Health & Economic Benefits
Non-emergency medical transportation (NEMT) – particularly when delivered by brokers tasked with efficiently managing the benefit -is cost-effective. That’s why a number of state agencies, health plans, and other organizations have turned to the brokerage model as an alternative to directly contracting with transportation providers on a fee-for-service basis.
By contracting with a broker, these organizations are able to maintain budget predictability, reduce costs, and minimize fraud while ensuring transportation access throughout their entire service area. Following are some key data points on the economic value of NEMT services.
Medicaid Claims Analysis
A first-of-its-kind study published in July 2018 looking at the return on investment (ROI) of NEMT among three Medicaid beneficiary categories – persons receiving dialysis treatments, wound care visits to care for wounds caused by diabetes and substance abuse disorder (SUD) sessions – found that providing NEMT saves state Medicaid program dollars by averting more intensive and more costly healthcare procedures.
Click here to read the methodology used to conduct the study.
Click here to review the claims codes used to identify beneficiaries for the study.
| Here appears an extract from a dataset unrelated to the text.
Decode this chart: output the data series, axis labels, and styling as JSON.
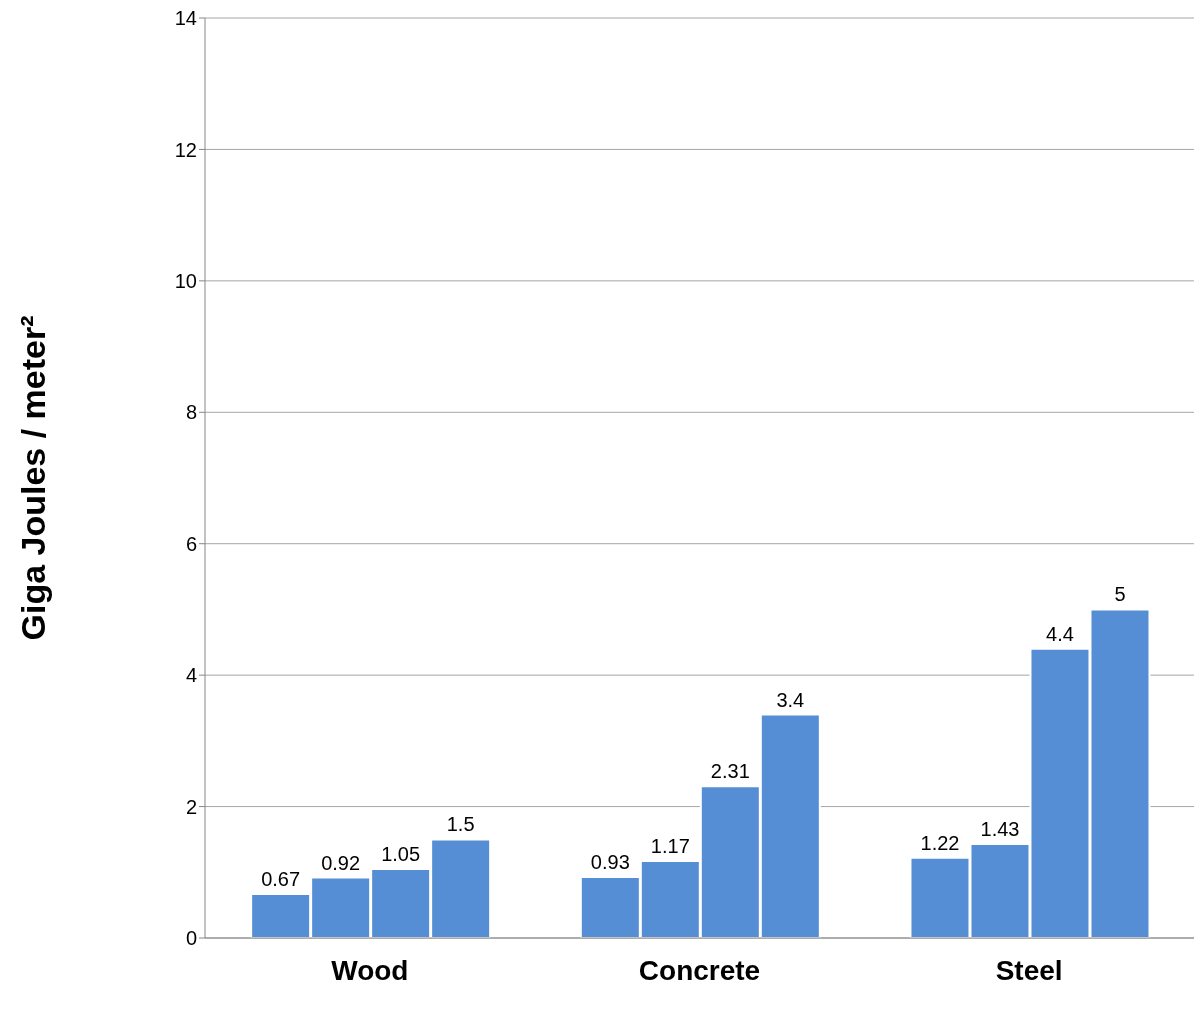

An October 2015 report to the Arkansas Health Reform Task Force prepared by the Stephen Group found that the state currently has “a very effective brokerage model for non-emergency medical transportation (NEMT) with a capitated benefit structure that manages the program in a cost effective manner.” As a result, the Stephen Group recommended retaining the benefit, noting that “the system is running efficiently with the best model possible and the value of the services has been validated through national studies.”
In 2008, the Florida State University College of Business undertook a comprehensive study of the state’s transportation programs for its disadvantaged residents. The University found that for every $1.00 in state spending on medical transportation, the state received back $11.08, a return of investment of 1,108 percent. The University used what it called “an extremely conservative estimate” that one of every 100 trips prevents a one-day hospital stay to determine this ROI.
Georgia and Kentucky
In the years 1996 to 1999, which corresponds to the period of a natural experiment during which Georgia and Kentucky implemented transportation brokerage services, for both study populations (asthmatic children and diabetic adults), researchers estimated a 13 percent decrease in total health care expenditures for children with asthma and 4 percent decrease for adults with diabetes.
A 2014 article in Social Work in Public Health studied NEMT use in Oklahoma. This review found that Medicaid beneficiaries with access to NEMT services were more likely to not miss a medical appointment than beneficiaries who did not have access to such services. It also found that “it is important to make transportation services available to the poor and undeserved among the chronically ill if they are expected to access available medical care and services.”
In 2006, the Deficit Reduction Act was enacted into law, containing a provision to allow states to use brokers to manage their NEMT benefits. The Congressional Budget Office (CBO) estimated that this provision would save the federal government $235 million over 10 years.
Additionally, the Department of Health and Human Service’s Office of Inspector General (OIG) has identified NEMT brokers, identified as “prime vendor contracts in the report, as being a “proactive safeguard” that reduce the price of products and services.
 See Arkansas Health Reform Task Force, Volume II: Recommendations, pages 21-22.
 Florida Transportation Disadvantaged Programs Return on Investment Study, March 2008.
 Jinkung Kim, Edward C. Norton, and Sally C. Stearns, Transportation Brokerage Services and Medicaid Beneficiaries’ Access to Care, Health Services Research, 2009 Feb; 44(1): 145–161.
 Leela V. Thomas & Kenneth R. Wedel (2014) Nonemergency Medical Transportation and Health care Visits Among Chronically Ill Urban and Rural Medicaid Beneficiaries, Social Work in Public Health, 29:6, 629-639.
 See: https://www.cbo.gov/sites/default/files/109th-congress-2005-2006/costestimate/s1932conf0.pdf
 Medicaid Proactive Safeguards. OEI-05-99-00070. Washington, D.C.: July, 2000.